Friday, August 22, 2008

Shy Men Dance: Mantovani E Sua Orchestra: "Swedish Rhapsody"

If Ikea had been a multi-nation-occupying huge corporation in 1953, and you called them and were put on hold, this song is exactly what you would hear when waiting to discuss your problem. Jaunty, vivid, lively and everchanging, "Swedish Rhapsody" conjures up people dancing and eating salmon and potatoes and celebrating the wonders of good cheap home furnishings. It is almost oppressively happy, very hummable and makes for a perhaps misleading introduction to Swedish pop - but then, as far as I can gather, this is music to get drunk and dance to on midsummer's night, when the sun is out and stays out until late.

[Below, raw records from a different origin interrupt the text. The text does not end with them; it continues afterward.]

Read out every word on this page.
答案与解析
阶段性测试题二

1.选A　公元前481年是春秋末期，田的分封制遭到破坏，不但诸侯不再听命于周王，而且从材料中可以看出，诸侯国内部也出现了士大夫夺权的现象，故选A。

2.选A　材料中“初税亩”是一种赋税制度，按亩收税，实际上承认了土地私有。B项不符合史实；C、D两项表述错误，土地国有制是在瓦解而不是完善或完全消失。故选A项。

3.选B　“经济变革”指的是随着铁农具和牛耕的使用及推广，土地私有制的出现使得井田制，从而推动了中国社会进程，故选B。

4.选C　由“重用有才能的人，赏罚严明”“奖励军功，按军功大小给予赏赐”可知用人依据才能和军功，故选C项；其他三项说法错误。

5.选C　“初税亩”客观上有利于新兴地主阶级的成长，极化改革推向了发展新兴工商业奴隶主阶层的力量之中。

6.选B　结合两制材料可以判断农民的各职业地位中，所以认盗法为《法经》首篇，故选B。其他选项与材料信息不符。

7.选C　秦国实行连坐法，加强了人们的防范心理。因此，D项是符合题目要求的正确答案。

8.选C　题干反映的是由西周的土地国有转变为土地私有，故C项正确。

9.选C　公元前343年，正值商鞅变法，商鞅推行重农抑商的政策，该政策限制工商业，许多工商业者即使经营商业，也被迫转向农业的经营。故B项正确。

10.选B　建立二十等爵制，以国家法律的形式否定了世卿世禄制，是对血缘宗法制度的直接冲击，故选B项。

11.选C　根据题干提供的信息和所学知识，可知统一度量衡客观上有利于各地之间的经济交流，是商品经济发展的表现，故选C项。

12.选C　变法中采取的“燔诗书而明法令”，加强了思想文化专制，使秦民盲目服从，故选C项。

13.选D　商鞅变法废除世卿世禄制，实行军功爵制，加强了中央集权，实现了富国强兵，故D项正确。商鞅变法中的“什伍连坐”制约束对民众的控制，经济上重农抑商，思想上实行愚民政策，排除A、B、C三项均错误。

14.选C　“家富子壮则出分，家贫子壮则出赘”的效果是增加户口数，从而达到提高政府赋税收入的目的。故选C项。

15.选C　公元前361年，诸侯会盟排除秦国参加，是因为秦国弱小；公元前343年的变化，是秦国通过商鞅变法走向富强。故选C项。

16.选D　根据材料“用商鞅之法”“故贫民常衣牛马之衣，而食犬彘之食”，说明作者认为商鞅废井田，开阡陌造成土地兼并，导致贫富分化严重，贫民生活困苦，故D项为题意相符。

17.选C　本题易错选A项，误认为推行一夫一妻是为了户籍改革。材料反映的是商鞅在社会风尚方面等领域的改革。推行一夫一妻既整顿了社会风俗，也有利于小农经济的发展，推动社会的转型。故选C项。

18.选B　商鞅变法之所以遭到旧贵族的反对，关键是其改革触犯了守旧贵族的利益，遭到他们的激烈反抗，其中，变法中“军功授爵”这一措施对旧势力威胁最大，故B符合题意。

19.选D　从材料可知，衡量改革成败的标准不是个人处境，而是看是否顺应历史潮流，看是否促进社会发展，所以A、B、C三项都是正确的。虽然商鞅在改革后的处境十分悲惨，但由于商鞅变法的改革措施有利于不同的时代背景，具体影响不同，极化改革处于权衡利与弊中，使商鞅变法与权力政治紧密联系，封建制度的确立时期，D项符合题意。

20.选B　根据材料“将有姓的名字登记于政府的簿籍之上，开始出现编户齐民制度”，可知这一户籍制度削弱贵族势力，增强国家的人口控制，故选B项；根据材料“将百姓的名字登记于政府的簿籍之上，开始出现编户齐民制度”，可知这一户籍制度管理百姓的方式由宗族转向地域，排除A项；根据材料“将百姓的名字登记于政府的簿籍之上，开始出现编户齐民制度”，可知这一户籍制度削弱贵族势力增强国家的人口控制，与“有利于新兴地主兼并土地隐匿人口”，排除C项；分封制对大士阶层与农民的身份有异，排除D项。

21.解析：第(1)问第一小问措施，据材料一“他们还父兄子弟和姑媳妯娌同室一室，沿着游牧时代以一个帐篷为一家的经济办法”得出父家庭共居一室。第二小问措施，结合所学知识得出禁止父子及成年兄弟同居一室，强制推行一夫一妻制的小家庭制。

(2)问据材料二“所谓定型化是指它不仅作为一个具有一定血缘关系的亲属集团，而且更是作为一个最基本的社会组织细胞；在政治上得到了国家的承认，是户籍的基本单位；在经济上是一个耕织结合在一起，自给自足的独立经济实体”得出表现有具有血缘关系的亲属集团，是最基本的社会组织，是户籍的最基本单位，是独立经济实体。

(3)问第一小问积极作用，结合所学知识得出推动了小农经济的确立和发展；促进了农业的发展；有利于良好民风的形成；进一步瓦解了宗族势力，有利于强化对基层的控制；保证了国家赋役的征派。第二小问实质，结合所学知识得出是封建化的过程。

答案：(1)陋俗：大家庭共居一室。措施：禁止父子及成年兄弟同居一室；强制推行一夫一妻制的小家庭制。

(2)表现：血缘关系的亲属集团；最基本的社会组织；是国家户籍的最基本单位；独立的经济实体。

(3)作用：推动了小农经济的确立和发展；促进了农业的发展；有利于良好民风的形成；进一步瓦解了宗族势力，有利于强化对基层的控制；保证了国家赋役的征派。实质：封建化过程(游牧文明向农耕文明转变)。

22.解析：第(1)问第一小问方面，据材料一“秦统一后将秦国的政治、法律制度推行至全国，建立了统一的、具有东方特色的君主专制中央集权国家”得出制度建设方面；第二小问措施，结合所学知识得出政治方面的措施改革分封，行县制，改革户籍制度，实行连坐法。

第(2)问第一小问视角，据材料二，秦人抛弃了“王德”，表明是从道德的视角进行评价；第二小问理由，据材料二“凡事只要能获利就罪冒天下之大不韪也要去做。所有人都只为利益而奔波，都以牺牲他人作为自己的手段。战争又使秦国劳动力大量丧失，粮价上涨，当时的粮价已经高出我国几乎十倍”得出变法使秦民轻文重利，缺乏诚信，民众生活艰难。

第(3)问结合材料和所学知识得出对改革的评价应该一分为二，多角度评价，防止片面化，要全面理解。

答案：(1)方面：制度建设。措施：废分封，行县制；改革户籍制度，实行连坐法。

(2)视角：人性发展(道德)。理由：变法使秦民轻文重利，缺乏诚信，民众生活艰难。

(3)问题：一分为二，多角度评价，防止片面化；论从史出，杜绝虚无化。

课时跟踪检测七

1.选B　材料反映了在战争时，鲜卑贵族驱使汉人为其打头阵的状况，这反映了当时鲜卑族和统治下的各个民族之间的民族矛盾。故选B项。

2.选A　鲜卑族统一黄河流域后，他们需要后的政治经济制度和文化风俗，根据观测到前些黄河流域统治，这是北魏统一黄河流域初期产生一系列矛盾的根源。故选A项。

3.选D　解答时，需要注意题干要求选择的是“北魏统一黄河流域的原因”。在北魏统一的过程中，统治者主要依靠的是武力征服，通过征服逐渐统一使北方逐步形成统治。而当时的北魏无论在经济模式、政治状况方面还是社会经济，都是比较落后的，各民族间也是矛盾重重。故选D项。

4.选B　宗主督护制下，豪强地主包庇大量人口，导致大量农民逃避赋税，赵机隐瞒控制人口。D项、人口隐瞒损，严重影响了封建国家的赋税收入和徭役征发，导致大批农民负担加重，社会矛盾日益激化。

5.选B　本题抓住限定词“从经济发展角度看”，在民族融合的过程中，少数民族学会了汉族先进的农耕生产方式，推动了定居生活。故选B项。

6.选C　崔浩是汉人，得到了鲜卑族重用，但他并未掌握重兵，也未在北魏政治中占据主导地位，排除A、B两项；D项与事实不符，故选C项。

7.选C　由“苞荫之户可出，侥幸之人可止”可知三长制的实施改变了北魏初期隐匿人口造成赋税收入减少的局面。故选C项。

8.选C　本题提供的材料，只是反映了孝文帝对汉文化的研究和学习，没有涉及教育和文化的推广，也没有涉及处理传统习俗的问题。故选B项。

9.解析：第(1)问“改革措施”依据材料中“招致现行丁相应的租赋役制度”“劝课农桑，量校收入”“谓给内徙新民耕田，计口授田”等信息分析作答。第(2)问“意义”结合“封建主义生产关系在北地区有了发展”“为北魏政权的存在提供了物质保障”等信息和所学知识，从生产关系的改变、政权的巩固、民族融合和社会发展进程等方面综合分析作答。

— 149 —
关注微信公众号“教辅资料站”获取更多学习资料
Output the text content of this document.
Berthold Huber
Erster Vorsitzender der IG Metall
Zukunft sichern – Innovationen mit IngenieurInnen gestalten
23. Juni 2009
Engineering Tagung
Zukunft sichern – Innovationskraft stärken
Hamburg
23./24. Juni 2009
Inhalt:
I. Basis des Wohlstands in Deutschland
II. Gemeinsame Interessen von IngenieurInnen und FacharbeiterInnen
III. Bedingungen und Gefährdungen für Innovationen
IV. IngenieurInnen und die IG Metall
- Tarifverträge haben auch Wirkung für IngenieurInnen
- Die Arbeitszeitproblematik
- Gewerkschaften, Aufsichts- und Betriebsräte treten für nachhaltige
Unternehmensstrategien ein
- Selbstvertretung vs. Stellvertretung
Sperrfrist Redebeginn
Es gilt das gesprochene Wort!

That said, let me turn to Mantovani for a moment. When I first saw that I had to write about him, I immediately thought of…someone non-musical, though also an Italian. A man who lived over a thousand years before the extremely successful and yet shy Venetian, who moved when he was a boy with his family to England. This non-musician was also shy, also a hard taskmaster (on himself) and was probably just as popular in his time…

…I am speaking, of course, of Virgil. He was born in Mantua, and therefore is also a ‘mantovanian’ (please correct me if I am wrong!) In Virgil’s writing there is elegance, feeling, and a certain bread-and-wine gusto that makes for a positively cinematic impact (if you get a good translation of The Aeneid). Mantovani strikes me as the same way – give him a good tune and he will make the most of it, giving it his full concentration (just as Virgil wrote only two or three lines per day, making sure they were just right). Virgil’s epic gave Rome a sense of history and purpose; Mantovani’s music helped people with their morale, gave them a picture of somewhere else (the exotic Sweden). There is nothing cold or forbidding here, with the woodwinds, strings and accordion – it is as hearty as feasts were in Virgil’s own time, feasts of ordinary people on special days, when they drank wine and danced around their own good and affordably-priced tables and chairs.


mike said...

This is the first Number Two that I recognise, although goodness knows from where. "Family Favourites" on the Light Programme when I was little, maybe? Maybe I'm just in a particularly good mood this afternoon, but this is delightful!

wichita lineman said...

I remember Ray Moore playing this on his early morning Radio 2 show as late as the mid eighties! I'd perform any number of desperate acts to write a tune this catchy, simple, and uplifting. Do you think Mantovani was getting Sweden and Switzerland confused?